We thank the reviewers for their valuable comments. Several reviewers have raised similar concerns that we address below.$
Q1: SIGNIFICANCE

We believe our new method is highly significant for automatic approximate inference. Our method BB-\alpha is an alternative to power EP that is convergent, scalable and applicable in very complex models.

Convergent implementations of power EP are not used in practice because they require solving a max-min optimization problem, which is harder than just a max problem and involves using a slow double loop algorithm. Power EP also requires to compute analytically the expected moments of tilted distributions, which is not possible in complex probabilistic models. Furthermore, the existence of stationary points of the power EP energy is difficult to prove.

We introduced the idea of tying factors in the power EP energy to address the above concerns. Our constrained version of the power EP energy

1) is lower-bounded for most useful alpha values (see lines 410-427);

2) can be optimized directly (no slow double loop);

3) enables the use of stochastic optimization and black-box inference to handle complex models and large data sets.

While the tying of factors idea was used before in "stochastic EP" (SEP), SEP works by matching moments and does not directly optimize an energy function.  This prevents SEP from being applied in a black-box manner by using stochastic optimization, unlike our method.

Our black-box approach BB-\alpha is very easy to implement. This is very appealing for practitioners -- consider VB as an example. VB only requires the stochastic optimization of the VB lower bound, which has lead to it becoming the most widely used method for deterministic approximate inference. BB-\alpha is as easy to implement as VB -- in fact VB is a limiting case in the proposed framework. Because of its ease of implementation and generality, we expect BB-\alpha to be a strong alternative to VB.

Allowing the use of different alpha-divergences is another advantage of BB-\alpha (unlike R1 commented "disheartening that alpha has such a significant effect"). By changing \alpha, we interpolate between solutions that fit locally a single mode or that cover the whole posterior. Most past work focused on \alpha -> 0 (VB) or \alpha = 1 (EP), but in many settings these \alpha values may not be optimal, so gains can come from using other values for \alpha. This is supported by the experiments that extensively compared different settings of \alpha.

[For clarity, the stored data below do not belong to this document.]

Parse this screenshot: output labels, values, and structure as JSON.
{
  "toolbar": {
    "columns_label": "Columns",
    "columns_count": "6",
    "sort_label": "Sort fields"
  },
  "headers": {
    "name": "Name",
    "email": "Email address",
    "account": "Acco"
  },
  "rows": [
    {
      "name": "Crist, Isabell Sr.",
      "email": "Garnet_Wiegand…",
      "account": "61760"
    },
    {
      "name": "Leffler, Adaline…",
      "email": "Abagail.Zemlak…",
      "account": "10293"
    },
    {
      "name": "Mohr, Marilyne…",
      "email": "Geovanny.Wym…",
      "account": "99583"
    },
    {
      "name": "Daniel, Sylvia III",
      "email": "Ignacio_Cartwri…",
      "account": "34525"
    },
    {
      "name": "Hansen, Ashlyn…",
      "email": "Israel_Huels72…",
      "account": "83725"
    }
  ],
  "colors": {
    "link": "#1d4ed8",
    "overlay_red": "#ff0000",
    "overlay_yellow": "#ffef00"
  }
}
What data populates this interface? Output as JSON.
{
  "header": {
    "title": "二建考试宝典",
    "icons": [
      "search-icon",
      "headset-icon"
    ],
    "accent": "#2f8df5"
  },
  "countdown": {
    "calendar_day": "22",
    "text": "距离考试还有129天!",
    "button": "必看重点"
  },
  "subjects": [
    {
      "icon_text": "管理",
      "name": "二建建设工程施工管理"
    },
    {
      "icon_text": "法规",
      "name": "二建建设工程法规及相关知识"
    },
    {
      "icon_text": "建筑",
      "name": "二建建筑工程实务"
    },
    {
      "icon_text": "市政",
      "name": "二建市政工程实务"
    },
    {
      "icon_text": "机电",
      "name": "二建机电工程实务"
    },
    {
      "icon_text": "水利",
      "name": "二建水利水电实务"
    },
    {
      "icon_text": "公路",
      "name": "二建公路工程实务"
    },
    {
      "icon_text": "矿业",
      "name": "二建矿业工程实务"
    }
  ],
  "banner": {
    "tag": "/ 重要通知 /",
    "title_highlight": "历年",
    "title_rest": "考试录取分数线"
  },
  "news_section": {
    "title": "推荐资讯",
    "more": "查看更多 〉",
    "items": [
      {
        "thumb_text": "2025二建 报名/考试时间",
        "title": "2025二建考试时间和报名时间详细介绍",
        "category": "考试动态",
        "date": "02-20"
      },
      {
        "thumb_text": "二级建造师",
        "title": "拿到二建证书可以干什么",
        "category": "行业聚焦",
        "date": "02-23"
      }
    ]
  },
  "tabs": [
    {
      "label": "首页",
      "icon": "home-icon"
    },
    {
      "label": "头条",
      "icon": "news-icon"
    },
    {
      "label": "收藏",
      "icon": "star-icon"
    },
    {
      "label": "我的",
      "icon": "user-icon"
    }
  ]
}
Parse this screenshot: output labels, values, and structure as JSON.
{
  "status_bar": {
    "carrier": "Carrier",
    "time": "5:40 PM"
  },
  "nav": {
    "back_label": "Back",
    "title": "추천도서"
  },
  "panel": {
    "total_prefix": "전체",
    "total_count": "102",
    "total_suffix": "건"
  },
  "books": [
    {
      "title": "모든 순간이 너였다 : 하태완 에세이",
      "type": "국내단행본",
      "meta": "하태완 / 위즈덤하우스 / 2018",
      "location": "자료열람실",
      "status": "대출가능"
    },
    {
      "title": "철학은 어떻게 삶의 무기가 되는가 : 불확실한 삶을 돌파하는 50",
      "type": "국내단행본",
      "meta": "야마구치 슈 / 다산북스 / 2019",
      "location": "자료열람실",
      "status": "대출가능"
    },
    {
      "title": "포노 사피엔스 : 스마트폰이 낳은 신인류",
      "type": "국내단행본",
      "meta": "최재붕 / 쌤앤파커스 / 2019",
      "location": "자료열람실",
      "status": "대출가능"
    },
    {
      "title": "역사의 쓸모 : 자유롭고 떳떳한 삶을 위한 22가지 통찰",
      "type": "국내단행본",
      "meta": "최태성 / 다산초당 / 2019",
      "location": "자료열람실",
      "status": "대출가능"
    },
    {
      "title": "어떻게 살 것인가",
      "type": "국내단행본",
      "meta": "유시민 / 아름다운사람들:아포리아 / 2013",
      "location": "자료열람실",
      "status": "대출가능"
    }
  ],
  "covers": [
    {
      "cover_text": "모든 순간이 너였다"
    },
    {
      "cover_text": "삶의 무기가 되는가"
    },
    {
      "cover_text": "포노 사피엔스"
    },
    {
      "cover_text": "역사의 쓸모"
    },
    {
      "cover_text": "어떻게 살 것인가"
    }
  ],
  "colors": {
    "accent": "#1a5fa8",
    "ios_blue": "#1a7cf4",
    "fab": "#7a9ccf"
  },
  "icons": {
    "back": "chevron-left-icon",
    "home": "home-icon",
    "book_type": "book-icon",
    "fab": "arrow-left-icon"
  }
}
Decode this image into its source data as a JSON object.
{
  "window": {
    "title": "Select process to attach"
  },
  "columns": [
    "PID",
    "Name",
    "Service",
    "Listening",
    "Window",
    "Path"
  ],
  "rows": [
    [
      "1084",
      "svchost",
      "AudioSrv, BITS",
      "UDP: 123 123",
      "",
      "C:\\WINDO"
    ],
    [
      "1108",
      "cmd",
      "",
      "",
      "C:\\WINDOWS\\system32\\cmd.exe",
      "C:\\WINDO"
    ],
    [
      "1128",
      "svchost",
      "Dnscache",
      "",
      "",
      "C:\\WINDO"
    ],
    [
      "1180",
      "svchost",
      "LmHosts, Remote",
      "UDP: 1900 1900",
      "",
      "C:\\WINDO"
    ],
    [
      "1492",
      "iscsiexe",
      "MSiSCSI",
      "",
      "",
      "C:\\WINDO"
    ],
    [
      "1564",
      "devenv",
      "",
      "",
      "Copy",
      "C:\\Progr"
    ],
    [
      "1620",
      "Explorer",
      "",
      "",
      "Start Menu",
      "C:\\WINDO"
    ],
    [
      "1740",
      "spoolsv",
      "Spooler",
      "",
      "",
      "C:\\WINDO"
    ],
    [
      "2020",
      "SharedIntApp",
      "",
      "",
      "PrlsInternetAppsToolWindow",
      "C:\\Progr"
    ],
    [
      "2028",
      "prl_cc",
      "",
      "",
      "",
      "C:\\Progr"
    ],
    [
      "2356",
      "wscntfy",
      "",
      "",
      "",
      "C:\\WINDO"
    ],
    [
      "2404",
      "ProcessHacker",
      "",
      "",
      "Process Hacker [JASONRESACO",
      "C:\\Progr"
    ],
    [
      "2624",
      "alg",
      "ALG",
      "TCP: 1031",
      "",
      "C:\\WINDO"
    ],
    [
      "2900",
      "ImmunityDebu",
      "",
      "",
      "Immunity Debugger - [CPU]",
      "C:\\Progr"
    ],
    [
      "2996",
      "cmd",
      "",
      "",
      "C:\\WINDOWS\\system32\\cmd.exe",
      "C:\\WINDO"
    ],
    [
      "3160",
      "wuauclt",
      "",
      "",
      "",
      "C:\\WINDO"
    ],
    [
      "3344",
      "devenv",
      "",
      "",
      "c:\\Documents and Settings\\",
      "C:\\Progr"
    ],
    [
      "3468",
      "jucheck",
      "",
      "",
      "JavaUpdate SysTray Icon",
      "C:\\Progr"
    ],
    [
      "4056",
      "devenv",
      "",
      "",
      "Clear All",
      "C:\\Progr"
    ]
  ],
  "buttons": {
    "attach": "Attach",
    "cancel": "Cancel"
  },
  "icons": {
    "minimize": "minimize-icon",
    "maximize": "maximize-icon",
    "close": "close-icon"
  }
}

In summary, BB-\alpha IS NOT INCREMENTAL since it has significant advantages over existing techniques.

Q2: CLARITY

Two expert reviewers claim that the clarity of the paper is "Excellent" and "Above Average". However, we will still improve the presentation:

R3 suggested directly starting the presentation from eq 9. We agree that the power EP energy might be misleading for non-experts and will improve this in the revision. However:

1) The connection to alpha-divergence minimization is revealed by the fixed point conditions of power EP.

2) Our method minimizes alpha-divergences.

We believe that the introduction of these ideas through power EP aids the exposition.

The reviewers also recommended walking through several toy examples. We will add more toy examples to illustrate the behavior of the method. Note, however, that there is already one toy example in the supplementary material. In this case BB-\alpha returns similar mean estimates to VB, but does not
under-estimate uncertainty as much.

Q3: EXPERIMENTAL ISSUES

R1 commented that neural network classification is the “only model where the algorithm is tested”.  This is incorrect - we consider probit regression, neural network regression and neural network multi-class classification models.  Neural networks are examples of very complicated models that have wide applicability, where the true posteriors are highly multi-modal, and inference is particularly challenging. So, although our proposed method is more generally applicable, in our view it is unfair to criticize the paper on this basis.

R1 and R2 asked about the bias in the gradient introduced by the MC approximation. This worried us too, but as shown in the experimental results (table 4), the bias is quite small with even moderate numbers of Monte Carlo samples and is dominated by the Monte Carlo variance (table 5).

The reviewers also prefer adding comparisons to other approaches (VB and EP), including non-Bayesian ones. We already compare with VB.  We show that our method with \alpha -> 0 produces the same results as VB, and improvements can be achieved by using different alpha values.  We will add comparisons with EP in tractable models (e.g., probit linear regression). In non-tractable models it is not possible to compare with EP. We believe that comparing with non-Bayesian techniques is out of the scope of the paper since our focus is on accurate automatic approximate inference.